Which of the following sources is going to produce big data the fastest? The most obvious answer, and perhaps the easiest to calculate is to divide the total amount of data by its length. This quick calculation will reveal the answer as approximately how much time it will take to process data from each of the two pages in the data warehouse. Obviously, this number will vary depending on the size of the data warehouses and the volume of data that they contain.
Data Warehouse Aggregations. When considering which of the following sources is likely to produce big data the fastest, a consideration must be made of the granularity of the individual data warehouses. Data warehouse aggregations are used to combine different dimensions of the same data source into a single view. For example, a customer purchase order may be represented as a set of tabular rows that have been sorted by each item’s date of purchase. This means that once the sales order is completed, the tabular rows will contain not only the date of purchase but the product name, quantity ordered, stock id, store name, and more.

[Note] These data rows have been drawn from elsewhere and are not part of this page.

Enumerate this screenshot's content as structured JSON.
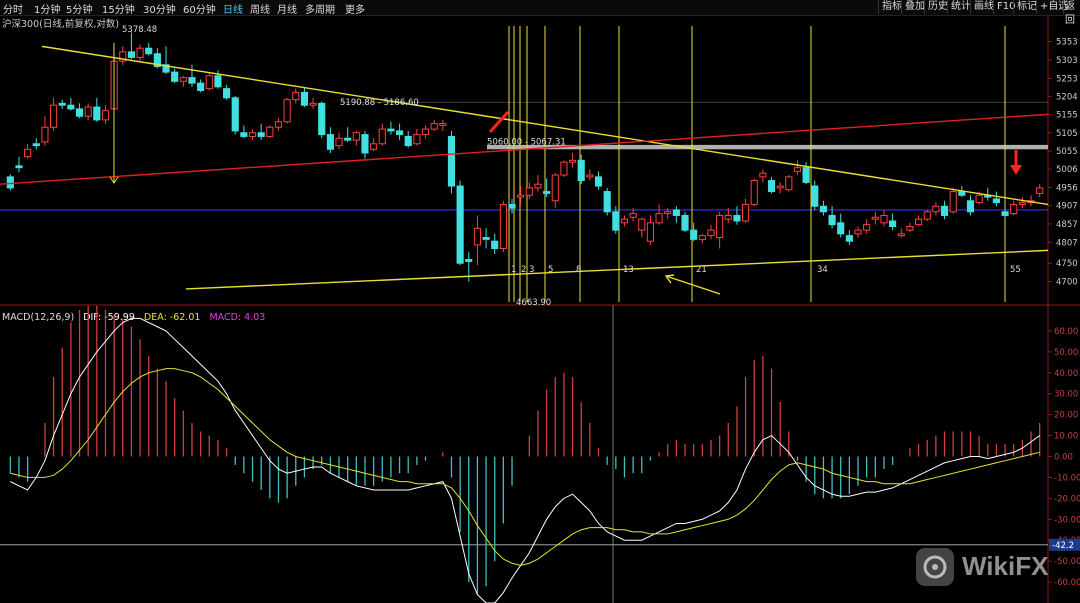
{
  "toolbar": {
    "tabs": [
      "分时",
      "1分钟",
      "5分钟",
      "15分钟",
      "30分钟",
      "60分钟",
      "日线",
      "周线",
      "月线",
      "多周期",
      "更多"
    ],
    "active_tab": "日线",
    "right_buttons": [
      "指标",
      "叠加",
      "历史",
      "统计",
      "画线",
      "F10",
      "标记",
      "+自选",
      "返回"
    ]
  },
  "symbol_label": "沪深300(日线,前复权,对数)",
  "macd_label": {
    "name": "MACD(12,26,9)",
    "dif": "DIF: -59.99",
    "dea": "DEA: -62.01",
    "macd": "MACD: 4.03"
  },
  "colors": {
    "up": "#ff4040",
    "down": "#40e0e0",
    "trend_yellow": "#e8e030",
    "trend_red": "#e02020",
    "blue_line": "#3030ff",
    "grey_band": "#b0b0b0",
    "dif": "#ffffff",
    "dea": "#e8e030"
  },
  "annotations": {
    "high_label": "5378.48",
    "low_label": "4663.90",
    "range_label_1": "5190.88 - 5186.60",
    "range_label_2": "5060.00 - 5067.31",
    "fib_labels": [
      "1",
      "2",
      "3",
      "5",
      "8",
      "13",
      "21",
      "34",
      "55"
    ],
    "macd_right_value": "-42.2",
    "watermark": "WikiFX"
  },
  "chart_data": [
    {
      "type": "candlestick",
      "title": "沪深300(日线,前复权,对数)",
      "y_ticks": [
        5353,
        5303,
        5253,
        5204,
        5155,
        5105,
        5055,
        5006,
        4956,
        4907,
        4857,
        4807,
        4750,
        4700
      ],
      "ylim": [
        4650,
        5390
      ],
      "candles": [
        [
          4985,
          4992,
          4955,
          4948
        ],
        [
          5015,
          5040,
          5010,
          4998
        ],
        [
          5040,
          5075,
          5060,
          5035
        ],
        [
          5075,
          5090,
          5070,
          5060
        ],
        [
          5080,
          5150,
          5120,
          5070
        ],
        [
          5120,
          5200,
          5180,
          5110
        ],
        [
          5185,
          5195,
          5180,
          5170
        ],
        [
          5180,
          5200,
          5170,
          5165
        ],
        [
          5170,
          5185,
          5150,
          5145
        ],
        [
          5150,
          5185,
          5175,
          5140
        ],
        [
          5175,
          5200,
          5140,
          5135
        ],
        [
          5140,
          5180,
          5165,
          5130
        ],
        [
          5170,
          5310,
          5300,
          5165
        ],
        [
          5300,
          5340,
          5325,
          5290
        ],
        [
          5325,
          5378,
          5310,
          5305
        ],
        [
          5310,
          5345,
          5335,
          5300
        ],
        [
          5335,
          5350,
          5320,
          5315
        ],
        [
          5320,
          5335,
          5285,
          5280
        ],
        [
          5290,
          5340,
          5270,
          5265
        ],
        [
          5270,
          5280,
          5245,
          5240
        ],
        [
          5245,
          5260,
          5255,
          5230
        ],
        [
          5255,
          5290,
          5240,
          5230
        ],
        [
          5240,
          5250,
          5220,
          5215
        ],
        [
          5225,
          5270,
          5260,
          5220
        ],
        [
          5260,
          5275,
          5230,
          5225
        ],
        [
          5225,
          5235,
          5200,
          5195
        ],
        [
          5200,
          5205,
          5110,
          5100
        ],
        [
          5105,
          5125,
          5095,
          5090
        ],
        [
          5095,
          5115,
          5105,
          5085
        ],
        [
          5105,
          5130,
          5095,
          5085
        ],
        [
          5095,
          5125,
          5120,
          5090
        ],
        [
          5120,
          5145,
          5135,
          5110
        ],
        [
          5135,
          5200,
          5195,
          5130
        ],
        [
          5195,
          5225,
          5215,
          5185
        ],
        [
          5215,
          5230,
          5180,
          5175
        ],
        [
          5180,
          5200,
          5185,
          5170
        ],
        [
          5185,
          5190,
          5100,
          5090
        ],
        [
          5100,
          5120,
          5060,
          5050
        ],
        [
          5070,
          5105,
          5090,
          5060
        ],
        [
          5090,
          5120,
          5085,
          5080
        ],
        [
          5085,
          5110,
          5105,
          5070
        ],
        [
          5100,
          5110,
          5050,
          5035
        ],
        [
          5060,
          5090,
          5075,
          5055
        ],
        [
          5075,
          5130,
          5115,
          5070
        ],
        [
          5115,
          5135,
          5110,
          5100
        ],
        [
          5110,
          5130,
          5100,
          5085
        ],
        [
          5095,
          5110,
          5070,
          5065
        ],
        [
          5075,
          5115,
          5100,
          5070
        ],
        [
          5100,
          5125,
          5115,
          5090
        ],
        [
          5115,
          5140,
          5130,
          5110
        ],
        [
          5125,
          5140,
          5130,
          5110
        ],
        [
          5095,
          5110,
          4960,
          4940
        ],
        [
          4960,
          4975,
          4750,
          4745
        ],
        [
          4760,
          4780,
          4755,
          4700
        ],
        [
          4800,
          4880,
          4845,
          4745
        ],
        [
          4820,
          4845,
          4815,
          4790
        ],
        [
          4810,
          4830,
          4790,
          4775
        ],
        [
          4790,
          4920,
          4910,
          4780
        ],
        [
          4910,
          4925,
          4900,
          4885
        ],
        [
          4930,
          4960,
          4935,
          4910
        ],
        [
          4935,
          4970,
          4955,
          4925
        ],
        [
          4955,
          4990,
          4965,
          4945
        ],
        [
          4945,
          4980,
          4940,
          4930
        ],
        [
          4920,
          4995,
          4990,
          4900
        ],
        [
          4990,
          5030,
          5025,
          4985
        ],
        [
          5025,
          5050,
          5030,
          5010
        ],
        [
          5030,
          5045,
          4975,
          4965
        ],
        [
          4985,
          5005,
          4990,
          4975
        ],
        [
          4985,
          5000,
          4960,
          4950
        ],
        [
          4945,
          4955,
          4890,
          4880
        ],
        [
          4890,
          4905,
          4840,
          4830
        ],
        [
          4860,
          4880,
          4870,
          4850
        ],
        [
          4875,
          4900,
          4885,
          4865
        ],
        [
          4840,
          4875,
          4870,
          4820
        ],
        [
          4810,
          4880,
          4860,
          4800
        ],
        [
          4860,
          4910,
          4885,
          4855
        ],
        [
          4885,
          4900,
          4890,
          4870
        ],
        [
          4895,
          4905,
          4880,
          4860
        ],
        [
          4880,
          4890,
          4840,
          4835
        ],
        [
          4840,
          4860,
          4815,
          4810
        ],
        [
          4815,
          4830,
          4825,
          4805
        ],
        [
          4825,
          4855,
          4840,
          4815
        ],
        [
          4820,
          4890,
          4880,
          4790
        ],
        [
          4870,
          4900,
          4880,
          4860
        ],
        [
          4880,
          4905,
          4865,
          4855
        ],
        [
          4865,
          4925,
          4910,
          4860
        ],
        [
          4910,
          4980,
          4975,
          4905
        ],
        [
          4985,
          5005,
          4995,
          4970
        ],
        [
          4975,
          4985,
          4945,
          4940
        ],
        [
          4955,
          4970,
          4960,
          4940
        ],
        [
          4950,
          4990,
          4985,
          4945
        ],
        [
          5000,
          5030,
          5010,
          4990
        ],
        [
          5010,
          5025,
          4970,
          4965
        ],
        [
          4960,
          4975,
          4905,
          4895
        ],
        [
          4905,
          4920,
          4890,
          4880
        ],
        [
          4880,
          4905,
          4855,
          4845
        ],
        [
          4860,
          4885,
          4830,
          4820
        ],
        [
          4825,
          4840,
          4810,
          4800
        ],
        [
          4830,
          4850,
          4840,
          4820
        ],
        [
          4840,
          4870,
          4855,
          4830
        ],
        [
          4870,
          4890,
          4875,
          4855
        ],
        [
          4860,
          4895,
          4880,
          4850
        ],
        [
          4865,
          4885,
          4850,
          4840
        ],
        [
          4825,
          4845,
          4830,
          4820
        ],
        [
          4840,
          4860,
          4850,
          4835
        ],
        [
          4855,
          4880,
          4870,
          4850
        ],
        [
          4870,
          4895,
          4890,
          4865
        ],
        [
          4890,
          4915,
          4905,
          4880
        ],
        [
          4905,
          4920,
          4880,
          4870
        ],
        [
          4890,
          4955,
          4945,
          4885
        ],
        [
          4945,
          4960,
          4935,
          4930
        ],
        [
          4920,
          4935,
          4890,
          4880
        ],
        [
          4915,
          4945,
          4935,
          4910
        ],
        [
          4935,
          4955,
          4930,
          4920
        ],
        [
          4925,
          4945,
          4915,
          4905
        ],
        [
          4890,
          4905,
          4880,
          4870
        ],
        [
          4885,
          4920,
          4910,
          4880
        ],
        [
          4910,
          4930,
          4915,
          4900
        ],
        [
          4915,
          4935,
          4920,
          4905
        ],
        [
          4940,
          4965,
          4955,
          4930
        ]
      ]
    },
    {
      "type": "macd",
      "y_ticks": [
        60,
        50,
        40,
        30,
        20,
        10,
        0,
        -10,
        -20,
        -30,
        -40,
        -50,
        -60
      ],
      "ylim": [
        -70,
        70
      ],
      "dif": [
        -12,
        -14,
        -16,
        -10,
        -2,
        10,
        20,
        30,
        38,
        44,
        50,
        55,
        60,
        64,
        66,
        66,
        64,
        62,
        60,
        56,
        52,
        48,
        44,
        40,
        36,
        30,
        22,
        16,
        10,
        4,
        -2,
        -6,
        -8,
        -7,
        -6,
        -5,
        -5,
        -8,
        -10,
        -12,
        -14,
        -15,
        -16,
        -16,
        -16,
        -16,
        -16,
        -15,
        -14,
        -13,
        -12,
        -20,
        -38,
        -56,
        -66,
        -70,
        -70,
        -65,
        -58,
        -52,
        -46,
        -38,
        -30,
        -24,
        -20,
        -18,
        -22,
        -26,
        -32,
        -36,
        -38,
        -40,
        -40,
        -40,
        -38,
        -36,
        -34,
        -32,
        -32,
        -31,
        -30,
        -28,
        -26,
        -22,
        -16,
        -6,
        2,
        8,
        10,
        6,
        2,
        -4,
        -10,
        -14,
        -16,
        -18,
        -19,
        -19,
        -18,
        -17,
        -17,
        -16,
        -15,
        -13,
        -11,
        -9,
        -7,
        -5,
        -3,
        -2,
        -1,
        0,
        0,
        -1,
        0,
        1,
        2,
        4,
        7,
        10
      ],
      "dea": [
        -8,
        -9,
        -10,
        -10,
        -10,
        -9,
        -6,
        -2,
        3,
        8,
        14,
        20,
        26,
        31,
        35,
        38,
        40,
        41,
        42,
        42,
        41,
        40,
        38,
        35,
        32,
        28,
        24,
        20,
        16,
        12,
        8,
        5,
        2,
        0,
        -1,
        -2,
        -3,
        -4,
        -5,
        -6,
        -7,
        -8,
        -9,
        -10,
        -11,
        -12,
        -12,
        -13,
        -13,
        -13,
        -13,
        -15,
        -20,
        -26,
        -33,
        -39,
        -45,
        -49,
        -51,
        -52,
        -51,
        -49,
        -46,
        -43,
        -40,
        -37,
        -35,
        -34,
        -34,
        -34,
        -35,
        -35,
        -36,
        -36,
        -37,
        -37,
        -37,
        -36,
        -35,
        -34,
        -33,
        -32,
        -31,
        -30,
        -28,
        -25,
        -21,
        -16,
        -11,
        -7,
        -4,
        -3,
        -4,
        -5,
        -6,
        -8,
        -9,
        -10,
        -11,
        -12,
        -12,
        -13,
        -13,
        -13,
        -13,
        -12,
        -11,
        -10,
        -9,
        -8,
        -7,
        -6,
        -5,
        -4,
        -3,
        -2,
        -1,
        0,
        1,
        2
      ]
    }
  ]
}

Aggregations. Aggregations represent an increasingly challenging task when attempting to identify the fastest method of processing data. There are at least two reasons for this: first, the overall size of the database, and second, the speed with which new aggregations can be added or deleted from the collection of data. As previously mentioned, the greater the granularity of the data warehouse collection, the more difficult it will be to maintain an accurate answer to which of the following sources is likely to produce big data.
The traditional sources used by companies like Sears, Microsoft, Cisco, Priceline, and others are simply too large to be able to query and extract useful information from quickly. However, the increased amount of time available to query and update data means that analysts can now more efficiently query the collective results for which of the following sources is likely to produce big data: sales order entry clerks, online customers, retail stores, and vendors. When considering which of the following sources is likely to produce big data, it’s important to remember that accuracy of the returned aggregate value depends upon how accurately the analysts managed the sales order and purchase entry clerks data.
Sales order entry clerks. This question actually assumes that all their data are updated in a consistent manner. For example, sales order entry clerks may have access to sales data only on a specific day, on a particular month, or on a particular date. In this case, it would take a significant number of queries on which of the following sources is likely to produce big data on which of the data source are likely to give aggregated value: sales order entry clerks’ website, and the vendors’ website. However, it would still take at least one additional query on the sales order entry clerk’s website and another query on the vendors’ website to arrive at the second set of aggregated values. Thus, although it would still be more accurate to look at how many times the two sets of aggregated values from the website and the vendors’ website were refreshed (which would also take some time), the data still does not stay consistent.
Data warehouses. Analytics data warehouses allow an analyst to easily query multiple sets of data simultaneously. However, data warehouses have limitations that may offset the significant advantages they offer. First, it may not be feasible for data warehouses to provide the kind of aggregate value (aggregated per month, per quarter, or per year) that may be relevant to queries on which of the following sources is likely to produce big data: orders of manufacturing done by a factory and its customers; or the frequency with which orders are performed by a factory and its customers. It also may not be feasible for data warehouses to maintain the consistency needed for meaningful analytics.
In addition to the in-memory analytics, cloud computing offers two other forms: the application and the grid computing. An application is any collection of applications that can be executed in the cluster. The execution of such applications may be done in the server or in the client machine. Grid computing, on the other hand, refers to the large scale use of a server to process the requests of hundreds of client machines. The distributed nature of grid computing allows the processing of large amounts of large data elements in a short period of time, making it ideal for use with large data sets and time series.
The key to making data driven decision making possible is the accurate analysis of both sources. The best source is still in-memory analytics, while cloud computing delivers much more intelligence. The two together will make data driven decision making possible for businesses of all sizes. Data visualization makes this possible in a way that traditional database management systems simply could not.